Survey: Low-tech online fraud detection remains popular

5/2/2016
Manual security remains prominent among North American retailers despite a predicted increase in fraud related to card not present (CNP) transactions.

According to the “Annual Fraud Benchmark Report,” a survey of 307 North American retailers commissioned by payment management company CyberSource Corp. (a Visa subsidiary) and conducted by Confirmit, 83% of North American businesses conduct manual reviews of online orders, and on an average they review 29% of orders manually. On average, 46% of online fraud budgets are dedicated to order review staff, compared to 32% on internally developed tools and systems and 22% on third-party tools and services.

In addition, fraud management budgets are essentially flat. The majority of respondents (61%) expect their budgets for fraud management operations to stay the same over the coming 12 months, and 7% even expect them to decline.

However, despite a frequent reliance on manual order review and flat budgets, not all online fraud news is bad. For example, 62% of respondents track fraud losses by order channel. According to CyberSource, tracking fraud losses by order channel puts businesses in a better position to tune and improve their fraud management performance in each of the channels they serve.

And online fraud rates are going down in the major CNP transaction channels of web and mobile. On average, respondents lost 0.8% of their online revenue to fraud in 2015, compared to 0.9% in 2013 and 1% in 2012. In the mobile channel, the percentage of online revenue fraud loss dropped to 0.5% in 2015, from 0.9% in 2014 and 1.4% in 2013.

However, e-commerce fraud losses represented 0.5% of respondents’ online revenue in 2015, down from 0.8% in 2013, but slightly up from 0.4% in 2012.

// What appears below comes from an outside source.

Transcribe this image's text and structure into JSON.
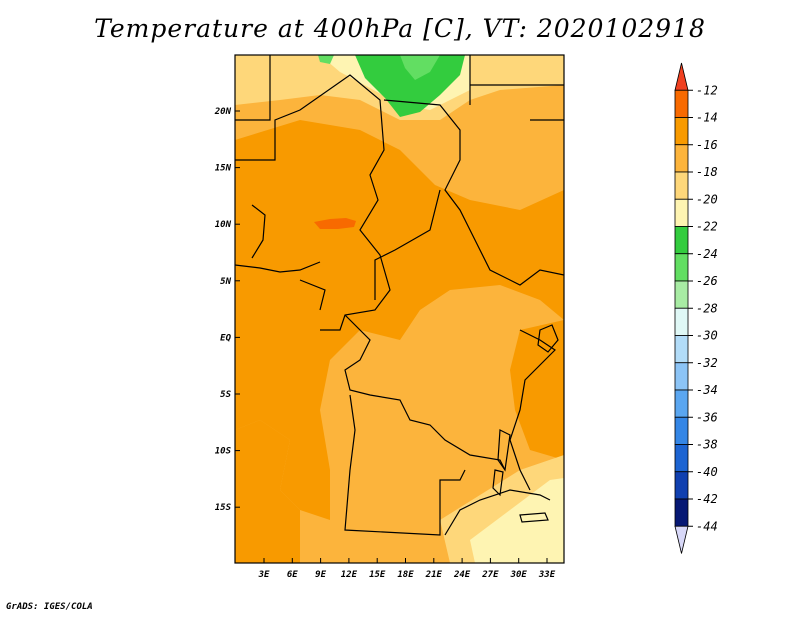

Retailers are also rejecting more online orders due to suspicion of fraud. Respondents rejected 2.8% of U.S. and Canadian online orders for this reason in 2015, compared to 2.3% the prior year.

The percentage of fraudulent online transactions that are discovered by banks or other payment providers, known as chargebacks, has dropped substantially to 28% in 2015 from 43% in 2012. CyberSource says this decline is due to factors including retailers encouraging customers to set up online accounts and issuing more credits to trusted shoppers.

The rate of disputed online chargebacks has remained level at 53%. In one other good piece of chargeback-related news, the percentage of disputes retailers win has slightly risen to 43% from 41% in 2013.

The study also looked at rates of adoption of online fraud detection tools. The most-used solutions include address verification service (86%), card verification number (86%), postal address verification services (67%), and Google Maps lookup (64%). Only 1% use biometric indicators, such as a fingerprint or retina scan.